1675 German mathematician Gottfried Wilhelm Leibniz demonstrated integral calculus for the first time to find the area under the graph of y = f(x) function. The foundation calculus as some know it today, but not me.
1880 Irish tenants and harvest workers employed in Ballinrobe by land agent Charles Boycott ostracised him, leading to the term ‘boycott.’ Boycott was refused service in shops, drapers, livery stables, saloons, and people crossed the street rather than pass him by. It was a giant cause célèbre at the time and led to army intervention to force labor. While Boycott worked for Lord Erne who owned vast acreage, it was Boycott himself who was target because he was regarded as arrogant, oppressive, and brutal.

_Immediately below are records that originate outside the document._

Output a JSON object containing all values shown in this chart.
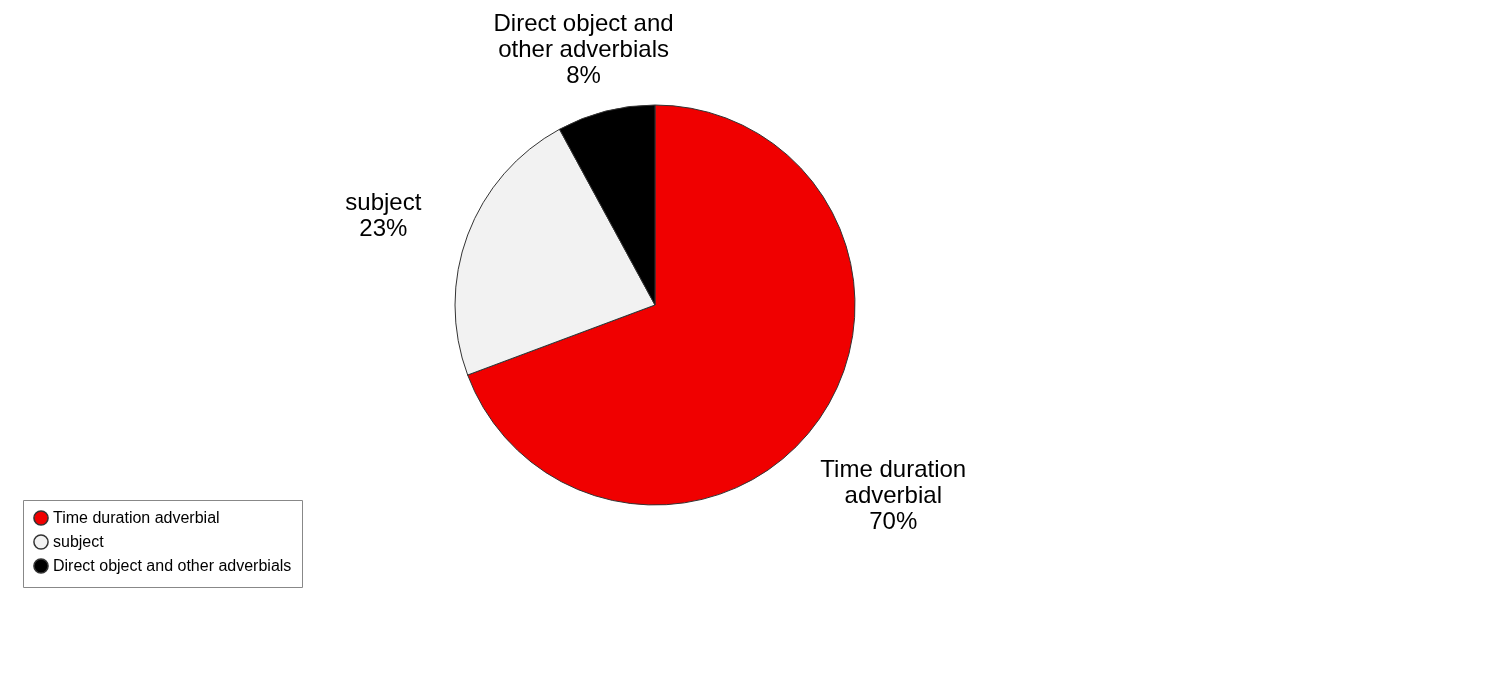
{
  "chart_data": {
    "type": "pie",
    "categories": [
      "Time duration adverbial",
      "subject",
      "Direct object and other adverbials"
    ],
    "values": [
      70,
      23,
      8
    ],
    "value_labels": [
      "70%",
      "23%",
      "8%"
    ],
    "colors": [
      "#f00000",
      "#f2f2f2",
      "#000000"
    ],
    "legend": "bottom left"
  }
}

He became, briefly, a hero in England and wasshowered with honours for taking the whip to those primitive Irish.
1918 The armistice to end The Great War came into effect. Amen. The front page of the Sydney Morning Herald for this date is behind a paywall so I used the freely available one from the New York Times. During the war it was called The Great War. Afterward the Department of Defense asked U.S. President Woodrow Wilson about filing the mountain of paperwork generated for the war, he said call it ‘The World War’ because it involved action around the world. On how it all started there is no better source that Barbara Tuchman, ‘The Guns of August’ (1962). This book influenced the Cuban Missile Crisis.

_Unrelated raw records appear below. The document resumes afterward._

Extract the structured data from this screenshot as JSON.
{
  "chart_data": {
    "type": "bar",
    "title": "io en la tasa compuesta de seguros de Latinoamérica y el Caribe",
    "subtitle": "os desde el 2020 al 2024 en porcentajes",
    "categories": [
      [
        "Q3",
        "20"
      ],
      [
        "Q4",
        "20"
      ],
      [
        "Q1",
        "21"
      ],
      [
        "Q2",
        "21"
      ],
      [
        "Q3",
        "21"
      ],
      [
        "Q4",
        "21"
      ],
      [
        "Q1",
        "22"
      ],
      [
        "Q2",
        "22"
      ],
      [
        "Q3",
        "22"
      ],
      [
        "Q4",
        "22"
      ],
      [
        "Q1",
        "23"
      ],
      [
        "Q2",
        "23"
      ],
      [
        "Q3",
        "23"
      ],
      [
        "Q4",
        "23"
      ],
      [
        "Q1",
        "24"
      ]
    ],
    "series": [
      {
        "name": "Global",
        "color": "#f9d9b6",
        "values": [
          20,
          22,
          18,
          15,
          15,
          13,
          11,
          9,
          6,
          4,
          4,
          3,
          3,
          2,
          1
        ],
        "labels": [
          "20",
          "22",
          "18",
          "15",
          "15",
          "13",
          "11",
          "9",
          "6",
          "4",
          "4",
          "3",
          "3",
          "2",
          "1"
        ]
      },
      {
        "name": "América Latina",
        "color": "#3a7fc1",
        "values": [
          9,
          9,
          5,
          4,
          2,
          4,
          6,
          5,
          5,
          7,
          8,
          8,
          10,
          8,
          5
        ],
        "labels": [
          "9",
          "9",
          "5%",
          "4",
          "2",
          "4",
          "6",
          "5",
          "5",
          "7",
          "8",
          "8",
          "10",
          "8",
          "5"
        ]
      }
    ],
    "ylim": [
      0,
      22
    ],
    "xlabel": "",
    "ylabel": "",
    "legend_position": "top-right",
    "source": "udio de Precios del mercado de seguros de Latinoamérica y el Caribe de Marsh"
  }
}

1933 One of the worst windstorms of the Dust Bowl blew from South Dakota to Kansas and on to Texas. and lasted more than a week. In one year an estimated 850 million tons of top soil disappeared in the wind, some of falling as far away as New York City, Boston, Philadelphia. First came insects, then drought, and then wind. Then the cycle repeated itself until there was nothing but dust left over a five-year period. The times they were apocalyptic.
1975 Australian Governor-General John Kerr dismissed the elected government of Prime Minister Gough Whitlam. The history wars over this event continue. I was listening to the radio at home when the news came. The exercise of the powers of the Governor-General were destroyed in their exercise may be the judgement of history. Nicholas Hasluck’s novel ‘The Dismissal’ (2011) is a long cool worm’s eye view of this totemic event when the goal posts moved.